Editor’s note: One of the less discussed topics at this World Cup has been the vocal animosity that Brazil fans have shown towards Argentina, whether it’s Brazilians booing the Argentina team and/or cheering on Argentina’s opposition. Now with Argentina in the final on Brazil soil, we thought it’d be a good opportunity to have World Soccer Talk writer Juan Arango shine some light on this love-hate relationship between Argentina and Brazil.

If you were to tell me who to use as a reference in order to get a better idea regarding the relationship between Argentina and Brazil on the football pitch, I would recommend Jimmy Connors. The tennis player always said that throughout his career he had very few friends because he could not have an acquaintance of a person that could beat him on the tennis court. A rival can be respected, but to have a friendship with them would leave you susceptible to weakness.

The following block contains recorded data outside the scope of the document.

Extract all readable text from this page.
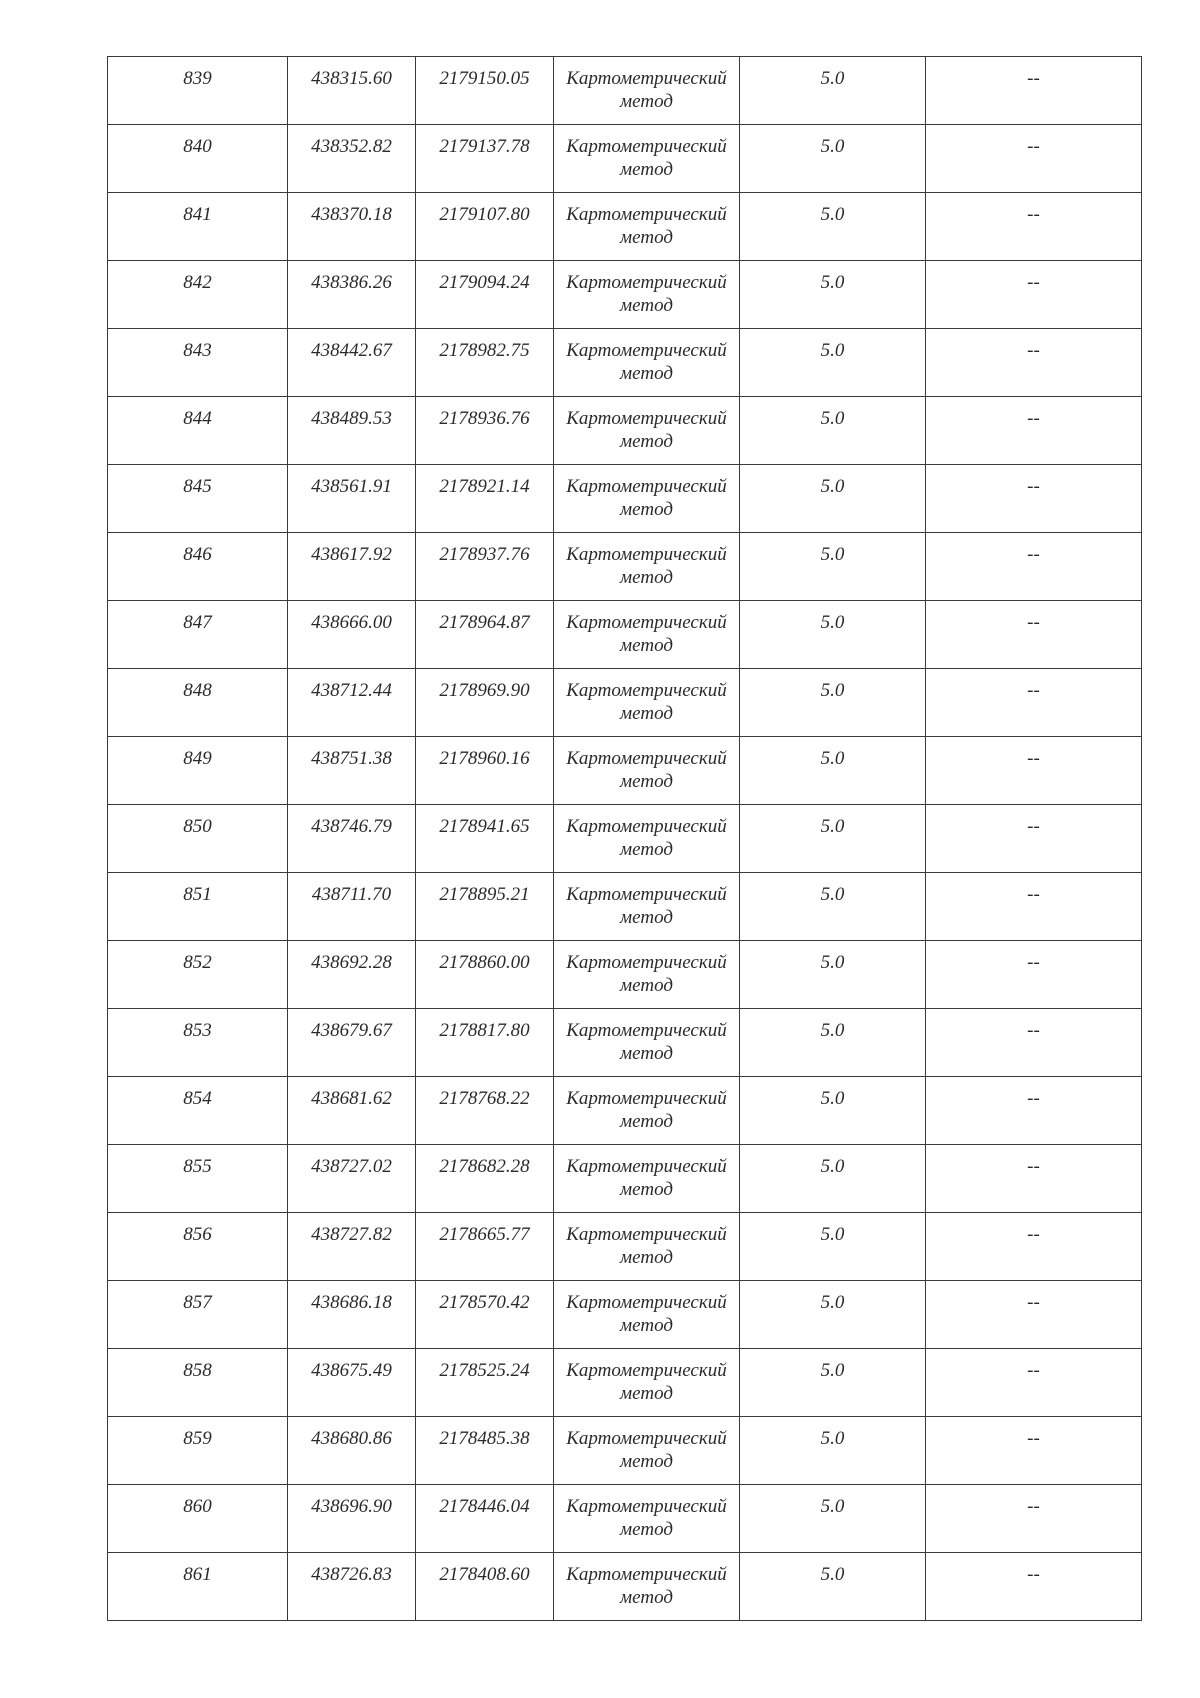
839	438315.60	2179150.05	Картометрический
метод	5.0	--

840	438352.82	2179137.78	Картометрический
метод	5.0	--

841	438370.18	2179107.80	Картометрический
метод	5.0	--

842	438386.26	2179094.24	Картометрический
метод	5.0	--

843	438442.67	2178982.75	Картометрический
метод	5.0	--

844	438489.53	2178936.76	Картометрический
метод	5.0	--

845	438561.91	2178921.14	Картометрический
метод	5.0	--

846	438617.92	2178937.76	Картометрический
метод	5.0	--

847	438666.00	2178964.87	Картометрический
метод	5.0	--

848	438712.44	2178969.90	Картометрический
метод	5.0	--

849	438751.38	2178960.16	Картометрический
метод	5.0	--

850	438746.79	2178941.65	Картометрический
метод	5.0	--

851	438711.70	2178895.21	Картометрический
метод	5.0	--

852	438692.28	2178860.00	Картометрический
метод	5.0	--

853	438679.67	2178817.80	Картометрический
метод	5.0	--

854	438681.62	2178768.22	Картометрический
метод	5.0	--

855	438727.02	2178682.28	Картометрический
метод	5.0	--

856	438727.82	2178665.77	Картометрический
метод	5.0	--

857	438686.18	2178570.42	Картометрический
метод	5.0	--

858	438675.49	2178525.24	Картометрический
метод	5.0	--

859	438680.86	2178485.38	Картометрический
метод	5.0	--

860	438696.90	2178446.04	Картометрический
метод	5.0	--

861	438726.83	2178408.60	Картометрический
метод	5.0	--
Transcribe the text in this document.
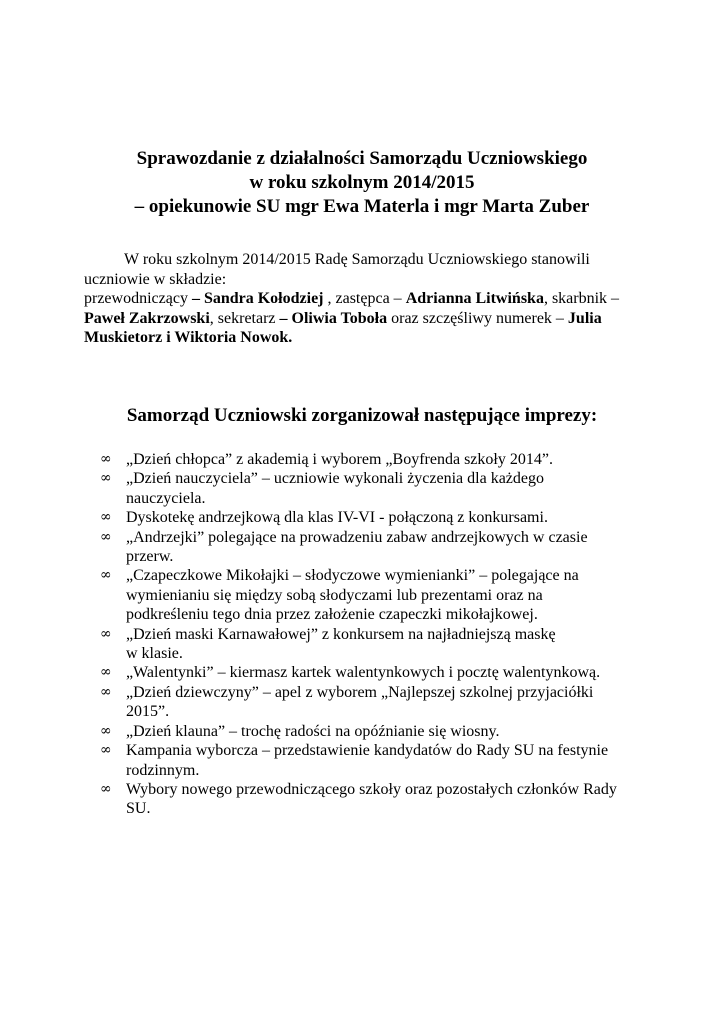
Sprawozdanie z działalności Samorządu Uczniowskiego
w roku szkolnym 2014/2015
– opiekunowie SU mgr Ewa Materla i mgr Marta Zuber
W roku szkolnym 2014/2015 Radę Samorządu Uczniowskiego stanowili
uczniowie w składzie:
przewodniczący – Sandra Kołodziej , zastępca – Adrianna Litwińska, skarbnik –
Paweł Zakrzowski, sekretarz – Oliwia Toboła oraz szczęśliwy numerek – Julia
Muskietorz i Wiktoria Nowok.
Samorząd Uczniowski zorganizował następujące imprezy:
∞ „Dzień chłopca” z akademią i wyborem „Boyfrenda szkoły 2014”.
∞ „Dzień nauczyciela” – uczniowie wykonali życzenia dla każdego
nauczyciela.
∞ Dyskotekę andrzejkową dla klas IV-VI - połączoną z konkursami.
∞ „Andrzejki” polegające na prowadzeniu zabaw andrzejkowych w czasie
przerw.
∞ „Czapeczkowe Mikołajki – słodyczowe wymienianki” – polegające na
wymienianiu się między sobą słodyczami lub prezentami oraz na
podkreśleniu tego dnia przez założenie czapeczki mikołajkowej.
∞ „Dzień maski Karnawałowej” z konkursem na najładniejszą maskę
w klasie.
∞ „Walentynki” – kiermasz kartek walentynkowych i pocztę walentynkową.
∞ „Dzień dziewczyny” – apel z wyborem „Najlepszej szkolnej przyjaciółki
2015”.
∞ „Dzień klauna” – trochę radości na opóźnianie się wiosny.
∞ Kampania wyborcza – przedstawienie kandydatów do Rady SU na festynie
rodzinnym.
∞ Wybory nowego przewodniczącego szkoły oraz pozostałych członków Rady
SU.
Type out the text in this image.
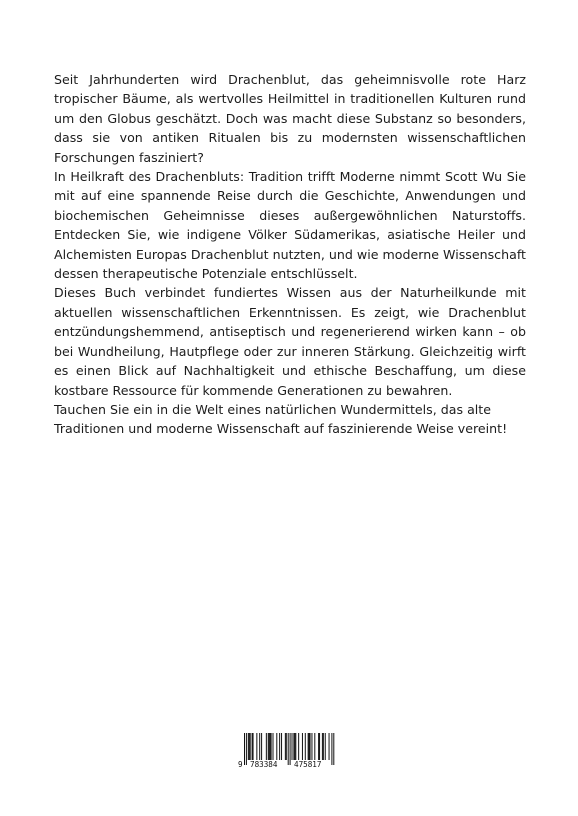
Seit Jahrhunderten wird Drachenblut, das geheimnisvolle rote Harz tropischer Bäume, als wertvolles Heilmittel in traditionellen Kulturen rund um den Globus geschätzt. Doch was macht diese Substanz so besonders, dass sie von antiken Ritualen bis zu modernsten wissenschaftlichen Forschungen fasziniert?

In Heilkraft des Drachenbluts: Tradition trifft Moderne nimmt Scott Wu Sie mit auf eine spannende Reise durch die Geschichte, Anwendungen und biochemischen Geheimnisse dieses außergewöhnlichen Naturstoffs. Entdecken Sie, wie indigene Völker Südamerikas, asiatische Heiler und Alchemisten Europas Drachenblut nutzten, und wie moderne Wissenschaft dessen therapeutische Potenziale entschlüsselt.

Dieses Buch verbindet fundiertes Wissen aus der Naturheilkunde mit aktuellen wissenschaftlichen Erkenntnissen. Es zeigt, wie Drachenblut entzündungshemmend, antiseptisch und regenerierend wirken kann – ob bei Wundheilung, Hautpflege oder zur inneren Stärkung. Gleichzeitig wirft es einen Blick auf Nachhaltigkeit und ethische Beschaffung, um diese kostbare Ressource für kommende Generationen zu bewahren.

Tauchen Sie ein in die Welt eines natürlichen Wundermittels, das alte Traditionen und moderne Wissenschaft auf faszinierende Weise vereint!

9 783384 475817
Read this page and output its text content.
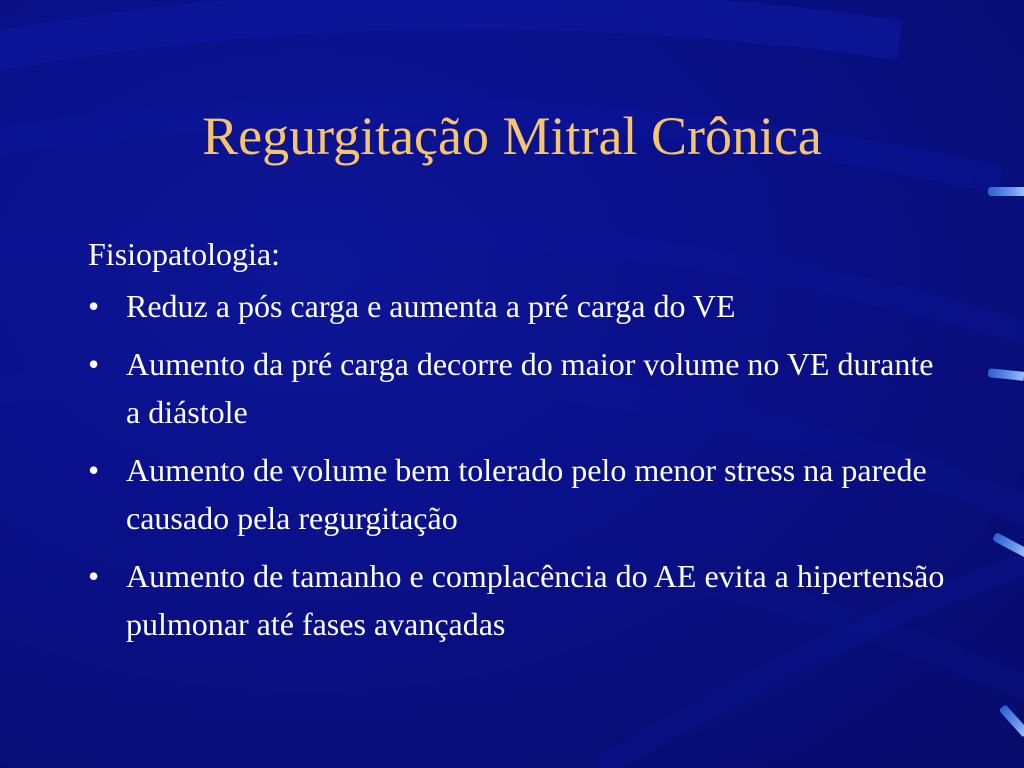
Regurgitação Mitral Crônica

Fisiopatologia:

• Reduz a pós carga e aumenta a pré carga do VE
• Aumento da pré carga decorre do maior volume no VE durante a diástole
• Aumento de volume bem tolerado pelo menor stress na parede causado pela regurgitação
• Aumento de tamanho e complacência do AE evita a hipertensão pulmonar até fases avançadas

When I lived in Argentina, I had the pleasure of experiencing the 2002 World Cup in a footballing nation.  The Argentine elimination after drawing with Sweden was one of the most surreal moments that I had seen up to that point.  Yet it was even more awkward to see scantily clad Brazilians dancing on the streets of Buenos Aires when they beat Germany to win their fifth World Cup.  It was about 45F on that winter morning, and a carnival emerged.  The noise for many was unbearable, not just because it was eight in the morning. It was unbearable and they didn’t care one bit. They celebrated on Argentine soil a title that was won nearly 11 time zones away.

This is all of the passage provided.